VIBRATION AND BUCKLING OF ANISOTROPIC PLATE ASSEMBLIES WITH WINKLER FOUNDATIONS

Numerous papers have presented alternative stiffness matrices for an individual plate of any prismatic assembly of plates that is either vibrating or buckling. The associated displacements vary sinusoidally with the longitudinal co-ordinate and time, and in the most powerful theories the spatial phase differences caused by anisotropy or in-plane shear are allowed for.

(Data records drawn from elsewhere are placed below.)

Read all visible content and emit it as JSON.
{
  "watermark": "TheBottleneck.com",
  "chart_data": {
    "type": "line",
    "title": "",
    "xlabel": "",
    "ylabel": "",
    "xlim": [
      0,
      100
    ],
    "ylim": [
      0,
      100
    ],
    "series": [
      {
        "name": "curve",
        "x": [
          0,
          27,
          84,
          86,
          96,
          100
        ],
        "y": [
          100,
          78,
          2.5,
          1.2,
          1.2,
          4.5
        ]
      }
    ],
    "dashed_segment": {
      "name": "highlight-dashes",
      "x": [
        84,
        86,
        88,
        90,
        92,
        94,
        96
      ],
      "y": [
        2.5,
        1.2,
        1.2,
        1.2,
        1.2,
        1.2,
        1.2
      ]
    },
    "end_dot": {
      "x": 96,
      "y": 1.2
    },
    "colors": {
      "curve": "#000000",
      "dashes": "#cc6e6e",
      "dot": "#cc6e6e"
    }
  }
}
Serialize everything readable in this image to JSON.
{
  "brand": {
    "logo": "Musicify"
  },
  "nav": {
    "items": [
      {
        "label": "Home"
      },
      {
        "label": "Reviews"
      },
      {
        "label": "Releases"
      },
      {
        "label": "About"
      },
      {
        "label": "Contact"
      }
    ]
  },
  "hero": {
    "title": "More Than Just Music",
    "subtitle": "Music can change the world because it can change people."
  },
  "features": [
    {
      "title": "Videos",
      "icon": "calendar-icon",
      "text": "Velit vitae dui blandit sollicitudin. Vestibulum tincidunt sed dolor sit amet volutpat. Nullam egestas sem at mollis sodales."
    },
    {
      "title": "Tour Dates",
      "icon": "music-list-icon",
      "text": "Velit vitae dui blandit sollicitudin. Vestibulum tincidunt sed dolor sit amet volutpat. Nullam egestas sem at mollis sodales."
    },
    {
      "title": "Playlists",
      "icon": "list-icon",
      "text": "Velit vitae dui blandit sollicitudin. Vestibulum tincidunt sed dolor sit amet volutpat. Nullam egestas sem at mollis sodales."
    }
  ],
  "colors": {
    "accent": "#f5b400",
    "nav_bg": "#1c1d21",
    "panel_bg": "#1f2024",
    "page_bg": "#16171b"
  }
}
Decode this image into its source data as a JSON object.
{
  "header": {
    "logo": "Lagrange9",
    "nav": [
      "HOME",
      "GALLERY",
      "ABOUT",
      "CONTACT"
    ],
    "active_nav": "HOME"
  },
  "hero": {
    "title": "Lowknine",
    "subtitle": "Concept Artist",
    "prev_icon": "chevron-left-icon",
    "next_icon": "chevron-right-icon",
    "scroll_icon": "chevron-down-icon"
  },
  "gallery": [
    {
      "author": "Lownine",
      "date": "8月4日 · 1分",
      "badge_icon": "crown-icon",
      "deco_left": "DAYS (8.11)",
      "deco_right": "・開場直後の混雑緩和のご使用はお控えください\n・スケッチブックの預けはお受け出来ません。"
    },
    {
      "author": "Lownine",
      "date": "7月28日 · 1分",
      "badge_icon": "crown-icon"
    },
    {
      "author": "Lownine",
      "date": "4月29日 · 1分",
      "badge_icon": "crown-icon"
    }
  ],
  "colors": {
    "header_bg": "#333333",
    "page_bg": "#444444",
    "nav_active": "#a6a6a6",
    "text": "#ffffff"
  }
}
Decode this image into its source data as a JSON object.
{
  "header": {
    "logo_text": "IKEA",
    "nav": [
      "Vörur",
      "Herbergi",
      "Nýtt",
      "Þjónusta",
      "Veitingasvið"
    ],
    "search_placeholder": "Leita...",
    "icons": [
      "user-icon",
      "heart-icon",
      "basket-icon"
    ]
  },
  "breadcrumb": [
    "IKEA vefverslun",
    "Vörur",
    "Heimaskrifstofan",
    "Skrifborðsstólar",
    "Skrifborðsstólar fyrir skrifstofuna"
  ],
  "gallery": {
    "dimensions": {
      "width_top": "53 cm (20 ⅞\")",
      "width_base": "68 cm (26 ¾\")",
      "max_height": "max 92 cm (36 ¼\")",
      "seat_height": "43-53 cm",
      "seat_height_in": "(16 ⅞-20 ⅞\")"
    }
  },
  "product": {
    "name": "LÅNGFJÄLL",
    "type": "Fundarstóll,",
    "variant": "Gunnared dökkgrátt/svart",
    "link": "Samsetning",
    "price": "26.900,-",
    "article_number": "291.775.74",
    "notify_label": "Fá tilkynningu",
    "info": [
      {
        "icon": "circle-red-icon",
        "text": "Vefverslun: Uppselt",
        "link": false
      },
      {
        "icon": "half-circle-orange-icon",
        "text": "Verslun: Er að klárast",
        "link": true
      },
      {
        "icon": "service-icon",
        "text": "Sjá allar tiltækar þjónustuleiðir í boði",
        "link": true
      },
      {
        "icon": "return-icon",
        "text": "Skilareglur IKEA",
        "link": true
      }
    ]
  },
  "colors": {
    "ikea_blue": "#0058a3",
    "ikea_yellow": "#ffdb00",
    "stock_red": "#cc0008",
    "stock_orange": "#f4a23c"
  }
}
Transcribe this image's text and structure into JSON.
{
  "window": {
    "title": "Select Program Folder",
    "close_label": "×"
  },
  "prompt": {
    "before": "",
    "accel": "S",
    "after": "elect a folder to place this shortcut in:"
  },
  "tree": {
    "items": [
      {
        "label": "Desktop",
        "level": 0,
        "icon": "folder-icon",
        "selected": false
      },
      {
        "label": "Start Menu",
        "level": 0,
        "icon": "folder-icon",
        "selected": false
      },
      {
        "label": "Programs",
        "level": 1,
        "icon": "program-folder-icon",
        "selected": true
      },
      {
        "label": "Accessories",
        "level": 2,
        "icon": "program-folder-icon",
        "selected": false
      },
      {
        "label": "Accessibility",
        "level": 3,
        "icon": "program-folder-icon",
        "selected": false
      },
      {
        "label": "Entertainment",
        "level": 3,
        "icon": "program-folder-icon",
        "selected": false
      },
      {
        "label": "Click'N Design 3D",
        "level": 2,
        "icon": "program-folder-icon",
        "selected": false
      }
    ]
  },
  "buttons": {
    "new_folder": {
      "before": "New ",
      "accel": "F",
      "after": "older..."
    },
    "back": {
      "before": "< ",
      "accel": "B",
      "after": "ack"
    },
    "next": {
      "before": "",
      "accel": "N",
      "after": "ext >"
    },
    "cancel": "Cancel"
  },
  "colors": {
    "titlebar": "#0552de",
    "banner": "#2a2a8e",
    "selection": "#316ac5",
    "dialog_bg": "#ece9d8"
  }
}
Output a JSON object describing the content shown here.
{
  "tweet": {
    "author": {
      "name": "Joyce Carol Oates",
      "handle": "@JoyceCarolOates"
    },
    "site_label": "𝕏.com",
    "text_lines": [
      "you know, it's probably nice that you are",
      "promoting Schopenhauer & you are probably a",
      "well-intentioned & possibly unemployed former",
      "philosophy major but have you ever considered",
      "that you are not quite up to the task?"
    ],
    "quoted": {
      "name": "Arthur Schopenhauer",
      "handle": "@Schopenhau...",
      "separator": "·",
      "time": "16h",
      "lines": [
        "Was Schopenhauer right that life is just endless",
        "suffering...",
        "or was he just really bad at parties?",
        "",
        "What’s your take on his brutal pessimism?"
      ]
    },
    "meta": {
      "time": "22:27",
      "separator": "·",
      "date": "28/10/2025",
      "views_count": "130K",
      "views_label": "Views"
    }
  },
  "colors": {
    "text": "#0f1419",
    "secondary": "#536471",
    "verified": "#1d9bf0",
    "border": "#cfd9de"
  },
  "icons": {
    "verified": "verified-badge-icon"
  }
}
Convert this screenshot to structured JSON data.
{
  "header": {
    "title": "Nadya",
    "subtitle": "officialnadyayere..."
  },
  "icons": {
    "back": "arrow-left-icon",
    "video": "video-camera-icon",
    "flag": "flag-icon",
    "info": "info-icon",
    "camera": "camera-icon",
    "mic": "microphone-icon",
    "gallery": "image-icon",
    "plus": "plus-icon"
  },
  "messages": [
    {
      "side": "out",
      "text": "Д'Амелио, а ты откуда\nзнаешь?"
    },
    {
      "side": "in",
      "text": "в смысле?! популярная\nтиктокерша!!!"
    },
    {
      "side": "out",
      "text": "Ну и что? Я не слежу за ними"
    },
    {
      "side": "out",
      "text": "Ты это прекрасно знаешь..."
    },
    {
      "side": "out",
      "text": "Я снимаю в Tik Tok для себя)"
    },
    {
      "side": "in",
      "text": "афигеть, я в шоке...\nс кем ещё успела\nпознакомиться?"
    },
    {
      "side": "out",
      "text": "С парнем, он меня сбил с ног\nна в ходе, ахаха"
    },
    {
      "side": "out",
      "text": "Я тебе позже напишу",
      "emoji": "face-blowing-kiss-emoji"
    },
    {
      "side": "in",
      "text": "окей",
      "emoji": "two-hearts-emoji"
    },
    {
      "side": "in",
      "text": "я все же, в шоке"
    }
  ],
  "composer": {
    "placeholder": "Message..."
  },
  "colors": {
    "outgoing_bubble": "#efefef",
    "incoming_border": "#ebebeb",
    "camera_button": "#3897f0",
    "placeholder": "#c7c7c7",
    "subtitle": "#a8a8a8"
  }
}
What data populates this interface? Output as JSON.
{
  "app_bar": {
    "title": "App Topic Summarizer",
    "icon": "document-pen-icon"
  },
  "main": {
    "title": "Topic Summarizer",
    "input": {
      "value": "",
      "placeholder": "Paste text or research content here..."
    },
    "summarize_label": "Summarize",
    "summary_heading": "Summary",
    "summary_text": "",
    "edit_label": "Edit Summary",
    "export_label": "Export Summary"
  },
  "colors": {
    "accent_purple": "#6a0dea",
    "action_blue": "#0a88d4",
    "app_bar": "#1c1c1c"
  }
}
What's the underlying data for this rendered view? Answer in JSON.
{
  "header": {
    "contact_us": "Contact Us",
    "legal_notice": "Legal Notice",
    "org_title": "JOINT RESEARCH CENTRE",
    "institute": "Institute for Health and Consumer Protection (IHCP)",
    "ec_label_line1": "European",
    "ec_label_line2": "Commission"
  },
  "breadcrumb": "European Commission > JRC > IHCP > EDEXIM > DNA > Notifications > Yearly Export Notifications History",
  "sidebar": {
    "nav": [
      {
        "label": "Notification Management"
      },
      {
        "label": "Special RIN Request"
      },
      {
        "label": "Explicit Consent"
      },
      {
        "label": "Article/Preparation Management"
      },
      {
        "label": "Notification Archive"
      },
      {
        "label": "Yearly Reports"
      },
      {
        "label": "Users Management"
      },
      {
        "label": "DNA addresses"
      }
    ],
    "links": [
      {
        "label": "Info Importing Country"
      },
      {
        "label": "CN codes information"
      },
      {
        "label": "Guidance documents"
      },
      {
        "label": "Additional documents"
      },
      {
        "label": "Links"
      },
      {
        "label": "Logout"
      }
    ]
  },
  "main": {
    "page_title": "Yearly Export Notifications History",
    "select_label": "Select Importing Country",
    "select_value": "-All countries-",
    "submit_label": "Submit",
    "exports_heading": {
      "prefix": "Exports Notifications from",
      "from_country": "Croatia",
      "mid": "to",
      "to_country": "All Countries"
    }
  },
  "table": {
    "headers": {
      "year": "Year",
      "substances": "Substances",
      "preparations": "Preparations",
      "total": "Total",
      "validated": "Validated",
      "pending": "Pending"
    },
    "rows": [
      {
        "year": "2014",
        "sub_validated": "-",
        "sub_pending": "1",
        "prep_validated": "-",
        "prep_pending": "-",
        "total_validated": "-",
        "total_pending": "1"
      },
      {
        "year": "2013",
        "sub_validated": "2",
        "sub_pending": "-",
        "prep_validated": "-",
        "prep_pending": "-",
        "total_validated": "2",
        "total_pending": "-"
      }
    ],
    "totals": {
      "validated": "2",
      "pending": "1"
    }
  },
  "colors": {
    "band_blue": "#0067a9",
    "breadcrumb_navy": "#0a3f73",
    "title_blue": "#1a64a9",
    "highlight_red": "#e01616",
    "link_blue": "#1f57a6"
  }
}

Some of the plate stiffness matrices are approximate finite strip ones, but others are exact and are given either by entirely explicit expressions or by a mixture of explicit expressions and numerical procedures. It is shown that very minor adaptations will usually be sufficient to enable any of these alternative stiffness matrices to include Winkler foundations. Detail is given of the adaptations needed in the case of the most general entirely explicit, exact, member stiffness expressions known to the authors. Out-of-plane and in-plane Winkler stiffnesses are included, but with the latter restricted to be the same for all directions in the plane. These adaptations required only a handful of lines of the associated computer program to be changed. Numerical stiffnesses are presented for three problems which adequately cover the alternative (parameter-dependent) forms which the explicit expressions can take. These numerical stiffnesses can be used as a benchmark check for other theories, because they have been independently verified by increasing the number of narrow strips used to approximate the plate until convergence to the values presented was demonstrated. Finally, appropriate general cautions are given which apply whenever any existing plate stiffness matrices are adapted to include Winkler foundations. © 1990.